By Allison Campbell-Jensen
For University of Minnesota Libraries’ staff, stresses resulting from working from home were compounded by witnessing the tragic death of George Floyd and the protests that followed. Sensing distress, member of the Resilience Champions network in the Libraries are reaching out to help.
“During the George Floyd situation, everybody was feeling down,” says Chau Nguyen, Resilience Champion at Minitex. So she chose his killing and the aftermath for the topic at one of their weekly “We’re all in this together” support group meetings.
Coping with COVID-19 and its repercussions was the focus of an April 6 email from Content Services Department Resilience Champion Emily McLoughlin. “Right now we’re all dealing with a multitude of emotions — at least I am. It’s ok to grieve right now, it’s a normal process during a pandemic. Your feelings, no matter what they happen to be, are completely valid.”
Being aware that people are “incredibly stressed out” and responding with active listening, with the intention that individuals “feel understood and supported,” is one part of what Cody Hennesy is doing as Resilience Champion for the Social Sciences & Professional Programs.
Roots of resilience
The impetus for forming the grassroots group of University of Minnesota Libraries Resilience Champions in late 2018 was to offer an extra level of support as staff coped with preparing for a new dean. “Wendy [Pradt Lougee] had been in the position a long time,” says Ashley Alexander, Libraries’ Organization Development and Learning Associate, “so there would be a lot of change and uncertainty.”
Resilience Champions would be prepared to deal with possible stress among staff. In her training for the group, Alexander quoted from William Bridges: “The starting point for dealing with transition is not the outcome but the endings that people have in leaving the old situation behind.” In the last few months, the group has shown its resilience.
Resilience has been defined as the ability to bounce back, to adapt despite adversity. It has, Hennesy says, “been associated with grit or just like toughness. I don’t think that’s a great way to think about it. It involves paying a lot of attention to when you are having a hard time and letting that be difficult, paying attention to the emotions you’re going through. But then, how do you persist through that, and move forward in a positive way?”
Alexander found this to be true following the sudden shift to working from home to respond to the threat of COVID-19. “Especially in the first few weeks of the change, I was so focused on trying to put together resources to make the change as smooth as it could be,” she says, “I wasn’t realizing how worn down I was getting.”
Hearing messages of awareness of stress and the importance of self-care was helpful to her during the monthly Resilience Champions meetings. Alexander is the coordinator of the group of 12 informal leaders, some of whom volunteered and some of whom were asked to join.
“When you know someone has the same feelings you have, it makes it easier.”
Although the training prepared Resilience Champions to meet people one-on-one, that has not happened with Nguyen. Instead, Nguyen keeps the resilience issue in front of her department once or twice a week via email and Slack. Along with material from Alexander, the U’s Center for Spiritualty & Healing is a primary source for her to find resources to share.
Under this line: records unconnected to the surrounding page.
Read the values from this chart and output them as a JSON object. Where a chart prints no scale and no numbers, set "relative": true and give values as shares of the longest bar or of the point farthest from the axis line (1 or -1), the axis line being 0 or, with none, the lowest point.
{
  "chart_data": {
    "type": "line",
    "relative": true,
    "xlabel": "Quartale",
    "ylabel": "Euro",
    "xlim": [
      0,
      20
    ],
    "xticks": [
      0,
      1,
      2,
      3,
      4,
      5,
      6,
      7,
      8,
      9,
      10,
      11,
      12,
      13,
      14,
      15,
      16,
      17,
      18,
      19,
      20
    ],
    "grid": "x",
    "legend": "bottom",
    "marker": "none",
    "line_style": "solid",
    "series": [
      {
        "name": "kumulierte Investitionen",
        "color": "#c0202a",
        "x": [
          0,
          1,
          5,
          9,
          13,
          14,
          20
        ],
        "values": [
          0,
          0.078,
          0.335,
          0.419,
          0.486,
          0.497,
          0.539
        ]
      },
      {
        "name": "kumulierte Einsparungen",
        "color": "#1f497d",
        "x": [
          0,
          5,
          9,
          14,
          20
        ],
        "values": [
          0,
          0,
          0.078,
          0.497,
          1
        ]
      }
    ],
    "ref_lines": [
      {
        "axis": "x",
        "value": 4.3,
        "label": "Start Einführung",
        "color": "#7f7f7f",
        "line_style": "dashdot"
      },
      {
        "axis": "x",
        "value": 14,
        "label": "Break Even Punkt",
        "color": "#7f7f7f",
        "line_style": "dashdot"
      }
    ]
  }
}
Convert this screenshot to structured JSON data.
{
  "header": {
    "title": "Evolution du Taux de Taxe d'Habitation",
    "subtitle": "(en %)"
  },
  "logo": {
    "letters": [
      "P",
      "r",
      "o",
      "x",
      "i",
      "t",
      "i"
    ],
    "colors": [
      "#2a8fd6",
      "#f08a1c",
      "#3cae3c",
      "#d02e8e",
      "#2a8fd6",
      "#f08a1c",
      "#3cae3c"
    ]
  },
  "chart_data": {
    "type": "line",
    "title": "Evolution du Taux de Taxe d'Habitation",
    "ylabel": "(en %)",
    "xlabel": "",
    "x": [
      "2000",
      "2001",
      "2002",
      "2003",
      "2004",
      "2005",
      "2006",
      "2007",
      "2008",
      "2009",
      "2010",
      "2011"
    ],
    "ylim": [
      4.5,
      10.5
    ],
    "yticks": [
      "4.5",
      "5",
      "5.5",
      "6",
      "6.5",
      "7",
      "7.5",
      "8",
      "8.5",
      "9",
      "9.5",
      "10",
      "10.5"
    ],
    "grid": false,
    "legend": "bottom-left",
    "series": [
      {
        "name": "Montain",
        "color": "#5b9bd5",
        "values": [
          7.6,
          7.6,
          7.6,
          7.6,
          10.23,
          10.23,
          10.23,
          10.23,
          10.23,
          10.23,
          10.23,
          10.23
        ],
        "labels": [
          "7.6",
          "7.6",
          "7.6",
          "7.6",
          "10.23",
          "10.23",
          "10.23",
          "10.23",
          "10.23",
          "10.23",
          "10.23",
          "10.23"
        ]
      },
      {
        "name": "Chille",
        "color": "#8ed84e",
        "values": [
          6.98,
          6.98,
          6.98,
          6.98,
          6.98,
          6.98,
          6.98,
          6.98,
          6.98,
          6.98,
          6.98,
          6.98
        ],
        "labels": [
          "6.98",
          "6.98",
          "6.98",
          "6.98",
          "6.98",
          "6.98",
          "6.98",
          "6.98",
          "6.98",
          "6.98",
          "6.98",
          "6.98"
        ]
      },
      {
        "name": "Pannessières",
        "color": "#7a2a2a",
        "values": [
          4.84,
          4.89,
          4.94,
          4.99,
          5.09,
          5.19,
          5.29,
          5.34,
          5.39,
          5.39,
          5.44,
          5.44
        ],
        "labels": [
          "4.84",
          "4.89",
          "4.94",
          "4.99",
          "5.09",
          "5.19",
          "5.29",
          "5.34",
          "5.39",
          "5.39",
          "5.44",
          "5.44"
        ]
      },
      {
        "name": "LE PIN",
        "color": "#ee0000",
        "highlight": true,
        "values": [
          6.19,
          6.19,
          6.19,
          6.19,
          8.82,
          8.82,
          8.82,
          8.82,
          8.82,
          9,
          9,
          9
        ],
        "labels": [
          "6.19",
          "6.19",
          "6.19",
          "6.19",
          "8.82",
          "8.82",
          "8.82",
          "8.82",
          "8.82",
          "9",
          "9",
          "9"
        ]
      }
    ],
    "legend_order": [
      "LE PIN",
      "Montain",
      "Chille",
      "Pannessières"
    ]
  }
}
“They like it,” Nguyen says of her co-workers’ reactions to her messages. “I always get positive comments.”
For the weekly “We’re all in this together” times, besides talking about George Floyd’s murder and the aftermath, the support group has focused on support for local businesses; older parents; home-schooling; job struggles and money woes; and the struggle is real — how are the extraverts doing? The fewer the participants, the better, Nguyen says, so “people can express how they feel.”
For McLoughlin’s outreach, being open about her own feelings — being vulnerable — has been important. “When you know someone has the same feelings you have,” she says, “it makes it easier.” She spends a good measure of time crafting each weekly message to her group.
In a June 5 message, she recounted how her stepdaughters, visiting from Wisconsin, asked about the destruction from fires that they saw.
“They had so many questions that I don’t think we knew exactly how to answer,” she wrote. “It’s very confusing to them. That’s some of my story. If anyone else wants to share, please feel free to do so.” Along with her personal stories, McLoughlin also includes links to webinars and other resources.
Casual conversations and a coffee group, along with sharing links and referring to resilience during department meetings, are important approaches for Hennesy. He’s talked with colleagues about how it is difficult to feel productive at home — and so different from in-person work. He also points out that for librarians on continuous appointment who are required to do research, publishing, and presentations, which requires some “mental space” — and who also have children to care for — this time of working from home can be especially stressful.
“How do you take care of yourself in that situation? What can you let go of, reasonably?” Hennesy asks. “And also, I think, letting it be difficult. . . . How can you get through that and find some joy and whatever silver linings there might be?”
And, as the Resilience Champions learned in their training, reframing a situation can be valuable. Reframing questions include: What’s interesting about the situation? What opportunities exist within the situation? What tools do you use to get through challenging situations?
Relying on reframing, active listening, self-reflection and other approaches have helped Resilient Champions reach out to support their colleagues during these challenging times.